Sitting with Ray Ong in the 98five studio to talk about Self Managed Super Funds and the things to know and consider before deciding if they’re right for you.
If I was 20 and just starting work, should I look into a SMSF?
No, if you’re just starting off you would be best to go with managed super fund. This is because there’s costs involved in managing a SMSF that if you don’t have a lot of money in your super would be outweighed by the management costs. For example audits and the accountant’s fees.
You could look into a SMSF around your mid 30’s depending on how aggressive you have been in regards to adding to your super. Some providers give you the self managed approach at a low cost, you just have to consider if it’s right for your situation.
You’ve talked previously about setting goals when it comes to investing, what are realistic goals and how much time and increase is realistic?
There’s two parts to this answer, what are realistic goals? It comes down to your situation, it’s all relative because the goals for someone earning 100k a year is different to someone earning 40k a year so it’s hard to gauge your goals now without knowing your situation. One approach you could take is to set aside a certain percentage of your income however, depending on your income 10% might be a large portion or may not be.
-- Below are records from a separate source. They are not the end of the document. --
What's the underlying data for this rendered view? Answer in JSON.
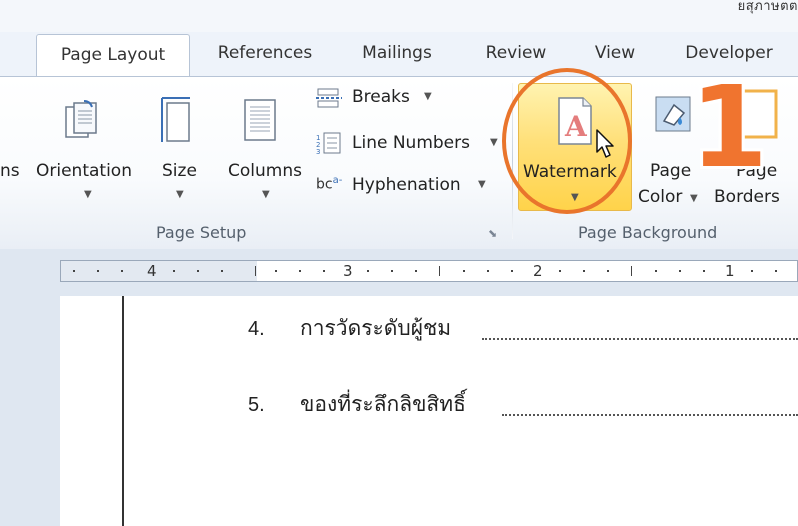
{
  "window": {
    "title_fragment": "ยสุภาษตต"
  },
  "tabs": [
    {
      "label": "Page Layout",
      "active": true
    },
    {
      "label": "References"
    },
    {
      "label": "Mailings"
    },
    {
      "label": "Review"
    },
    {
      "label": "View"
    },
    {
      "label": "Developer"
    }
  ],
  "ribbon": {
    "page_setup": {
      "label": "Page Setup",
      "margins_partial": "ns",
      "orientation": "Orientation",
      "size": "Size",
      "columns": "Columns",
      "breaks": "Breaks",
      "line_numbers": "Line Numbers",
      "hyphenation": "Hyphenation",
      "hyphen_icon_text": "bc"
    },
    "page_background": {
      "label": "Page Background",
      "watermark": "Watermark",
      "page_color_line1": "Page",
      "page_color_line2": "Color",
      "page_borders_line1": "Page",
      "page_borders_line2": "Borders"
    }
  },
  "annotation": {
    "step": "1",
    "ring_color": "#e9752c"
  },
  "ruler": {
    "numbers": [
      "4",
      "3",
      "2",
      "1"
    ]
  },
  "document": {
    "items": [
      {
        "num": "4.",
        "text": "การวัดระดับผู้ชม"
      },
      {
        "num": "5.",
        "text": "ของที่ระลึกลิขสิทธิ์"
      }
    ]
  },
  "colors": {
    "highlight": "#ffe07a",
    "accent_orange": "#f0742f"
  }
}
The second part of this answer is how much time and increase is realistic? If you’re going to invest in shares or property you need to set aside some time. For shares a minimum of 5,6, or 7 years is expected. Anything less than 5 is too risky.
The most important thing I can share is that in this space of investing you have to realise that you might save fees by doing it yourself but most people don’t stop to compare that to the results you would get if you were part of a managed super fund, it’s crucial that people do their research.
To conclude, there’s no quick fix to get money really quickly, it’s important to look at your household budget. Think of it as a business, the money coming in the door needs to be more than what’s going out. It’s generally the outgoing costs that fluctuate, that’s when it becomes hard to control. The budget is the centre point because it shows if you can afford to invest.